When it comes to bashing the former world number one, some people in this country seem to revel in it for the sake of it. McIlroy has never been anything other than a polite, engaging, honest young man. He has never shied away from speaking to the media and I have found him to be nothing but courteous and informative. Yet, still, some people in the Republic queue up to bash him. It is bizarre.
For any parent reading this, I would ask them to consider what they would do in McIlroy or Lowry’s position. Would they readily subject themselves to playing in a tournament if they knew there was a chance, however slim, of doing harm to their unborn child? Both Lowry and McIlroy consulted with their doctors before deciding to pull out. And even though the chance of contracting the Zika virus is a lowly five percent risk, they opted to come down on the side of caution. Where is the harm in that?

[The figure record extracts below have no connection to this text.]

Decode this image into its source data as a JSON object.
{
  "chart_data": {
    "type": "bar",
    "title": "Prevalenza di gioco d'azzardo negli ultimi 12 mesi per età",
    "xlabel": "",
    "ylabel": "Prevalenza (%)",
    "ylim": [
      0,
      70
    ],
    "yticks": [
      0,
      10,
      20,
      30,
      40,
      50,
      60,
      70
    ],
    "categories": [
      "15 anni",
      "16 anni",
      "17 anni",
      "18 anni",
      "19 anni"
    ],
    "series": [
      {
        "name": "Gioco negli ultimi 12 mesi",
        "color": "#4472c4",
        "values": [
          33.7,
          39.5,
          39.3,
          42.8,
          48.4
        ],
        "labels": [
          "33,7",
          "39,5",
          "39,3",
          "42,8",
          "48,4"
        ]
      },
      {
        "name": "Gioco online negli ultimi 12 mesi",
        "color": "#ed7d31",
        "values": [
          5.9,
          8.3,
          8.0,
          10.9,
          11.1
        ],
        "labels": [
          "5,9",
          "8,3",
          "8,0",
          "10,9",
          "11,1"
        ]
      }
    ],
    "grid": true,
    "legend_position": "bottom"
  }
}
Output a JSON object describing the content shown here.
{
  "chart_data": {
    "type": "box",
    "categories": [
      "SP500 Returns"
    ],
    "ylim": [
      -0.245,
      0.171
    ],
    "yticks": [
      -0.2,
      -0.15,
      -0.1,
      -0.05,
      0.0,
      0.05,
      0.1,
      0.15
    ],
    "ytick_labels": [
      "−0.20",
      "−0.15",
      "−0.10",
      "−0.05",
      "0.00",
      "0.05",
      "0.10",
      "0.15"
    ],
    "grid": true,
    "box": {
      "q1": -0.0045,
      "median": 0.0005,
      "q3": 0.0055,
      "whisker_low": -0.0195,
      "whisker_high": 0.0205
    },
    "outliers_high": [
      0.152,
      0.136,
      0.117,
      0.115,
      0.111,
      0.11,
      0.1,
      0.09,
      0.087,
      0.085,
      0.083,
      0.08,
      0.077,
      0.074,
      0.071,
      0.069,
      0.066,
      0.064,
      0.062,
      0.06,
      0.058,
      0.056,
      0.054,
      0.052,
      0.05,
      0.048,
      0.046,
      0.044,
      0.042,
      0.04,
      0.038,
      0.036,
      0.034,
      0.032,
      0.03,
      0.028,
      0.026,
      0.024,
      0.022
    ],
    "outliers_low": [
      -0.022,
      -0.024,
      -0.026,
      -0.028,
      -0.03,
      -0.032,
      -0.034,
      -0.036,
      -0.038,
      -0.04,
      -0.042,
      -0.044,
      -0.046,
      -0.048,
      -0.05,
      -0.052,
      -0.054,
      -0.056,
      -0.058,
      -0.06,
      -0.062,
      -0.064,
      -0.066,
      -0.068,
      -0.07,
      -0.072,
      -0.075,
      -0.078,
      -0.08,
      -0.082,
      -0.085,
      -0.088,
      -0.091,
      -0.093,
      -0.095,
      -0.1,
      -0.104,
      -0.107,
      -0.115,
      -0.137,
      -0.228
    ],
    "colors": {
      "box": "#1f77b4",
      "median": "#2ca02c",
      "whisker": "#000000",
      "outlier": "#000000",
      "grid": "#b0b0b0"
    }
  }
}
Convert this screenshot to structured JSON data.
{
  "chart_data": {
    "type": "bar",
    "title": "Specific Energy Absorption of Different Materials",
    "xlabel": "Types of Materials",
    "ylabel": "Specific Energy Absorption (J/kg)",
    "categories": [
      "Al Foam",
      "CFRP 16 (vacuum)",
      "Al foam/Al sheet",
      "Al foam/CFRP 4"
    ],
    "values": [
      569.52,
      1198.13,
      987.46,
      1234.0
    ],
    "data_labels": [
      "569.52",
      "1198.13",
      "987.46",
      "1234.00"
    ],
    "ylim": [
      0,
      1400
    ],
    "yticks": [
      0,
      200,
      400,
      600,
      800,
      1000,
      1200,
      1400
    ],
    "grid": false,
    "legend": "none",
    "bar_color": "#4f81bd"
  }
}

As it stands, the future of golf as an Olympic event is in jeopardy. Already, Brazil has splashed massive resources into creating a brand new golf course at the expense of local residents and the surrounding environment. And if the top names in the sport continue to withdraw, the event will be little more than a sideshow. More is the pity.
The Olympics represents a wonderful opportunity to showcase the sport of golf to the world and to grow the game to a global audience. Now, with the top names out and with the overall standard of play set to drop as a result, one can only feel that this chance will be severely diminished.
But for Lowry and McIlroy, there should be no vilification of their decision. However much Ireland would have benefitted from their appearance, some things in life are more important than sport. The future health of their families takes precedence over any prospect of an Olympic gold medal. And that is the way it should be.